Tuesday, December 20, 2005

Transit strikes are fantastic. Currently, I'm writing this from outside my office hallway due to the fact that the four individuals with keys (I am not one of these four) have decided to not show up for work. Luckily, I can still snag a wireless signal, as well as have access to an outlet. So here I am, sitting on plush carpet, tapping away, while people in shiny green suits make deals with the devil.

Back to the issue of the transit strike. I think it's great. Yes, it is an inconvenience to millions of people. Yes, the biggest transportation system in the world is shut down, ruining people's holiday shopping. Yes, cabs have hiked up their prices, and the sidewalks are jammed with people.

However, the lack of cars in the streets due to the 4-rider requirement, makes this city amazing. The streets themselves, are totally empty. One can look up and down the avenues, and see almost all the way to downtown. And it's quiet. So quiet, you can hear the steam rushing below the streets. Instead of cars there are bikes weaving up and down the blocks. Right now, if I could have anything, it would be a bike to just weave in and out through pedestrians. Even in the cold, this would be amazing.

I ended up talking to someone from Transportation Alternatives about what was happening on my walk over. Chris, was handing out pamphlets, maps, and other assorted literature showing what NY could be like if less people drove, and more walked, biked, or took public transportation. Right now, I would definitely go for something like that. The quiet is amazing. One can't even fathom the amount of noise pollution that exists until one gets rid of the cars.

Tonight, I'm going to walk downtown to look at an apartment. Even though it would be convenient to have the subway take me there, I think the walk will make it more of an adventure.

Monday, December 05, 2005

Exhausted.

I think that is a good word to describe the way I have been feeling and acting these past few days. It seems like all the energies in every sphere of my life is tapped right now and I'm running on empty. Mentally, I'm drained from Saturday. Physically, every step I take is agony due to a lack of stretching on Sunday. Emotionally....well, when your both physically and mentally sapped, emotions can only take you so far, even if they usually take precedence in your life. To live the majority of your life where they take the lead, and then to have their support units taken away (mental and physical loss) it's like having your legs knocked out from under you.

This is where I am right now. Perhaps if I get some sleep it could help. I should be sleeping more, especially when my reserves are drained. Except I can't. I'm at the point of exhaustion where systems stop functioning the way they are supposed to, such as when your drained and your body responds to by conking out. I could suck down four fingers of scotch, to see if that would numb me enough to get past the survival sensors, but I don't think that this is the way to go right now. Its getting to the point where when I do drink, I'm doing it to forget. And that's wrong. It's not supposed to be this way. It's supposed to help me remember, to celebrate.

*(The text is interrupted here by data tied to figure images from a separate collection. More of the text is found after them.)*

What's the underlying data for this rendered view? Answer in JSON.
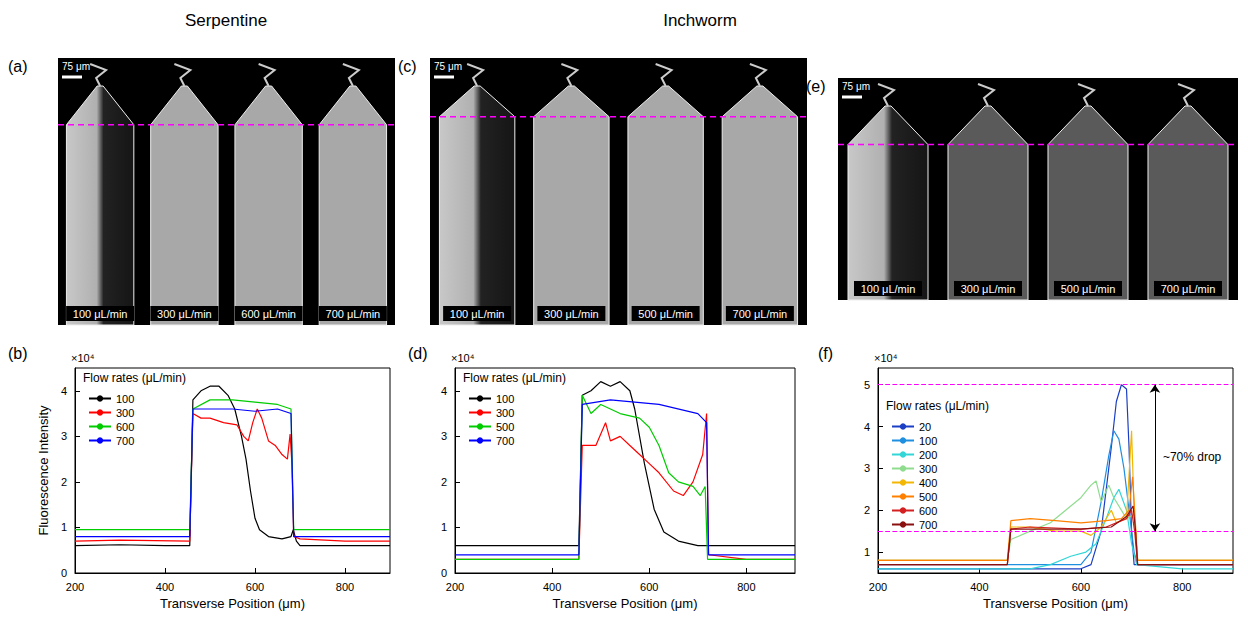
{
  "headers": [
    "Serpentine",
    "Inchworm"
  ],
  "image_panels": [
    {
      "panel": "(a)",
      "scale_bar": "75 μm",
      "flow_rates": [
        "100 μL/min",
        "300 μL/min",
        "600 μL/min",
        "700 μL/min"
      ]
    },
    {
      "panel": "(c)",
      "scale_bar": "75 μm",
      "flow_rates": [
        "100 μL/min",
        "300 μL/min",
        "500 μL/min",
        "700 μL/min"
      ]
    },
    {
      "panel": "(e)",
      "scale_bar": "75 μm",
      "flow_rates": [
        "100 μL/min",
        "300 μL/min",
        "500 μL/min",
        "700 μL/min"
      ]
    }
  ],
  "chart_data": [
    {
      "panel": "(b)",
      "type": "line",
      "x_label": "Transverse Position (μm)",
      "y_label": "Fluorescence Intensity",
      "y_multiplier": "×10⁴",
      "legend_title": "Flow rates (μL/min)",
      "xlim": [
        200,
        900
      ],
      "xticks": [
        200,
        400,
        600,
        800
      ],
      "ylim": [
        0,
        4.5
      ],
      "yticks": [
        0,
        1,
        2,
        3,
        4
      ],
      "grid": false,
      "legend": "upper left",
      "series": [
        {
          "name": "100",
          "color": "#000000",
          "x": [
            200,
            300,
            400,
            455,
            462,
            480,
            500,
            520,
            540,
            555,
            570,
            580,
            590,
            600,
            610,
            630,
            660,
            680,
            685,
            692,
            700,
            800,
            900
          ],
          "values": [
            0.6,
            0.62,
            0.6,
            0.6,
            3.8,
            4.0,
            4.1,
            4.1,
            3.9,
            3.6,
            3.0,
            2.5,
            1.8,
            1.2,
            0.95,
            0.8,
            0.75,
            0.8,
            0.95,
            0.7,
            0.6,
            0.6,
            0.6
          ]
        },
        {
          "name": "300",
          "color": "#ff0000",
          "x": [
            200,
            300,
            455,
            462,
            480,
            500,
            530,
            560,
            575,
            585,
            595,
            605,
            615,
            630,
            645,
            660,
            672,
            678,
            682,
            686,
            700,
            800,
            900
          ],
          "values": [
            0.7,
            0.72,
            0.7,
            3.5,
            3.4,
            3.4,
            3.3,
            3.25,
            3.0,
            2.9,
            3.3,
            3.6,
            3.4,
            2.9,
            2.8,
            2.6,
            2.5,
            3.05,
            2.4,
            0.8,
            0.75,
            0.7,
            0.7
          ]
        },
        {
          "name": "600",
          "color": "#00cc00",
          "x": [
            200,
            300,
            455,
            462,
            500,
            550,
            600,
            650,
            680,
            686,
            800,
            900
          ],
          "values": [
            0.95,
            0.95,
            0.95,
            3.6,
            3.8,
            3.8,
            3.75,
            3.7,
            3.6,
            0.95,
            0.95,
            0.95
          ]
        },
        {
          "name": "700",
          "color": "#0000ff",
          "x": [
            200,
            300,
            455,
            462,
            500,
            550,
            600,
            650,
            680,
            686,
            800,
            900
          ],
          "values": [
            0.8,
            0.8,
            0.8,
            3.6,
            3.6,
            3.6,
            3.55,
            3.6,
            3.5,
            0.8,
            0.8,
            0.8
          ]
        }
      ]
    },
    {
      "panel": "(d)",
      "type": "line",
      "x_label": "Transverse Position (μm)",
      "y_multiplier": "×10⁴",
      "legend_title": "Flow rates (μL/min)",
      "xlim": [
        200,
        900
      ],
      "xticks": [
        200,
        400,
        600,
        800
      ],
      "ylim": [
        0,
        4.5
      ],
      "yticks": [
        0,
        1,
        2,
        3,
        4
      ],
      "grid": false,
      "legend": "upper left",
      "series": [
        {
          "name": "100",
          "color": "#000000",
          "x": [
            200,
            300,
            455,
            462,
            480,
            500,
            520,
            540,
            560,
            570,
            590,
            610,
            630,
            660,
            700,
            800,
            900
          ],
          "values": [
            0.6,
            0.6,
            0.6,
            3.9,
            4.0,
            4.2,
            4.1,
            4.2,
            4.0,
            3.6,
            2.4,
            1.4,
            0.9,
            0.7,
            0.6,
            0.6,
            0.6
          ]
        },
        {
          "name": "300",
          "color": "#ff0000",
          "x": [
            200,
            300,
            455,
            462,
            490,
            510,
            520,
            540,
            560,
            580,
            600,
            620,
            650,
            670,
            690,
            710,
            718,
            722,
            800,
            900
          ],
          "values": [
            0.3,
            0.3,
            0.3,
            2.8,
            2.8,
            3.3,
            2.9,
            3.0,
            2.8,
            2.6,
            2.4,
            2.2,
            1.8,
            1.7,
            2.0,
            2.6,
            3.5,
            0.4,
            0.3,
            0.3
          ]
        },
        {
          "name": "500",
          "color": "#00cc00",
          "x": [
            200,
            300,
            455,
            462,
            480,
            500,
            540,
            580,
            600,
            620,
            640,
            660,
            690,
            705,
            715,
            720,
            800,
            900
          ],
          "values": [
            0.3,
            0.3,
            0.3,
            3.9,
            3.5,
            3.7,
            3.5,
            3.4,
            3.2,
            2.8,
            2.2,
            2.0,
            1.9,
            1.7,
            1.9,
            0.3,
            0.3,
            0.3
          ]
        },
        {
          "name": "700",
          "color": "#0000ff",
          "x": [
            200,
            300,
            455,
            462,
            520,
            620,
            700,
            718,
            722,
            800,
            900
          ],
          "values": [
            0.4,
            0.4,
            0.4,
            3.7,
            3.8,
            3.7,
            3.5,
            3.3,
            0.4,
            0.4,
            0.4
          ]
        }
      ]
    },
    {
      "panel": "(f)",
      "type": "line",
      "x_label": "Transverse Position (μm)",
      "y_multiplier": "×10⁴",
      "legend_title": "Flow rates (μL/min)",
      "xlim": [
        200,
        900
      ],
      "xticks": [
        200,
        400,
        600,
        800
      ],
      "ylim": [
        0.5,
        5.4
      ],
      "yticks": [
        1,
        2,
        3,
        4,
        5
      ],
      "grid": false,
      "legend": "center left",
      "reference_lines": [
        5,
        1.5
      ],
      "annotations": [
        "~70% drop"
      ],
      "series": [
        {
          "name": "20",
          "color": "#1a3fc4",
          "x": [
            200,
            400,
            600,
            620,
            640,
            660,
            670,
            680,
            690,
            695,
            700,
            705,
            800,
            900
          ],
          "values": [
            0.6,
            0.6,
            0.6,
            0.7,
            1.5,
            3.5,
            4.6,
            5.0,
            4.9,
            3.5,
            1.5,
            0.7,
            0.7,
            0.7
          ]
        },
        {
          "name": "100",
          "color": "#1f8fe0",
          "x": [
            200,
            400,
            600,
            620,
            640,
            655,
            665,
            675,
            685,
            695,
            705,
            712,
            800,
            900
          ],
          "values": [
            0.7,
            0.7,
            0.7,
            1.0,
            2.2,
            3.3,
            3.9,
            3.7,
            3.0,
            2.0,
            1.0,
            0.7,
            0.7,
            0.7
          ]
        },
        {
          "name": "200",
          "color": "#33d6d6",
          "x": [
            200,
            400,
            500,
            540,
            580,
            610,
            630,
            650,
            665,
            675,
            690,
            700,
            710,
            800,
            900
          ],
          "values": [
            0.6,
            0.6,
            0.6,
            0.7,
            0.9,
            1.0,
            1.2,
            1.8,
            2.3,
            2.5,
            2.0,
            1.2,
            0.7,
            0.6,
            0.6
          ]
        },
        {
          "name": "300",
          "color": "#8fdc8f",
          "x": [
            200,
            400,
            455,
            462,
            500,
            540,
            570,
            600,
            620,
            630,
            640,
            655,
            665,
            690,
            705,
            712,
            800,
            900
          ],
          "values": [
            0.8,
            0.8,
            0.8,
            1.3,
            1.5,
            1.7,
            2.0,
            2.3,
            2.6,
            2.7,
            2.2,
            2.6,
            2.3,
            1.8,
            1.9,
            0.8,
            0.8,
            0.8
          ]
        },
        {
          "name": "400",
          "color": "#f2b705",
          "x": [
            200,
            400,
            455,
            462,
            500,
            550,
            600,
            620,
            640,
            660,
            670,
            690,
            700,
            705,
            712,
            800,
            900
          ],
          "values": [
            0.8,
            0.8,
            0.8,
            1.6,
            1.6,
            1.5,
            1.5,
            1.4,
            1.6,
            2.0,
            1.7,
            1.8,
            3.9,
            2.0,
            0.8,
            0.8,
            0.8
          ]
        },
        {
          "name": "500",
          "color": "#ff8000",
          "x": [
            200,
            400,
            455,
            462,
            500,
            550,
            600,
            650,
            680,
            695,
            702,
            707,
            712,
            800,
            900
          ],
          "values": [
            0.8,
            0.8,
            0.8,
            1.75,
            1.8,
            1.75,
            1.7,
            1.75,
            1.8,
            2.0,
            2.8,
            1.8,
            0.8,
            0.8,
            0.8
          ]
        },
        {
          "name": "600",
          "color": "#d42020",
          "x": [
            200,
            400,
            455,
            462,
            500,
            600,
            650,
            690,
            700,
            706,
            712,
            800,
            900
          ],
          "values": [
            0.7,
            0.7,
            0.7,
            1.55,
            1.6,
            1.55,
            1.6,
            1.8,
            2.0,
            1.5,
            0.7,
            0.7,
            0.7
          ]
        },
        {
          "name": "700",
          "color": "#8b1010",
          "x": [
            200,
            400,
            455,
            462,
            500,
            600,
            660,
            690,
            703,
            708,
            712,
            800,
            900
          ],
          "values": [
            0.7,
            0.7,
            0.7,
            1.55,
            1.55,
            1.55,
            1.6,
            1.85,
            2.1,
            1.5,
            0.7,
            0.7,
            0.7
          ]
        }
      ]
    }
  ]
}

Except I'm not sure what there is to celebrate right now. I guess being finished with the LSATs is an accomplishment. However, I don't see as such right now. It's more like jumping through the first of many hoops that lead down that path. I started my work full-time today. That could be considered a turning point. A member of the work-force. One of the millions who no longer live to learn, but live to produce and consume. It's a sad thought. I can't say that focus of my existence right now is to develop and focus purely on the mind in a completely selfish way. I don't feel that fire has been extinguished yet. The torch still is smoldering. And I miss the burn that comes with it.

Previously, I spoke of forgetting things. Well, I forgot my notebook in DC. That collection of pages has contained every random thought, fact, quote, list, idea, revelation, direction, sketch, and half-assed wish that I have assembled since moving back to Ramsey. It would have done wonders to have had that last night, and especially today. Luckily, Adam thinks he knows where it is in his living room and can overnight it to me. There is something about putting your pen to paper that lets you view your experiences with new air in your lungs.

I've been searching for a suitable replacement that can take it's place until I get that all-important collection of scribbles back. Digging through a desk-drawer I haven't cleaned out in about four years, I discovered my first-generation thought-pad, i.e. the 60 sheet 3 x 5 inch memo book I carried around in my back pocket for most of freshmen year. Its missing its cover and is frayed, bent and ...looks like chewed at, but still serviceable. It's amazing how much characteristics of oneself still hold true even after four years of continual self change. I may post some of the entries later on, for posterity's sake, especially the poems. I don't know if they are as painful as a Vogon's, but they're still pretty bad.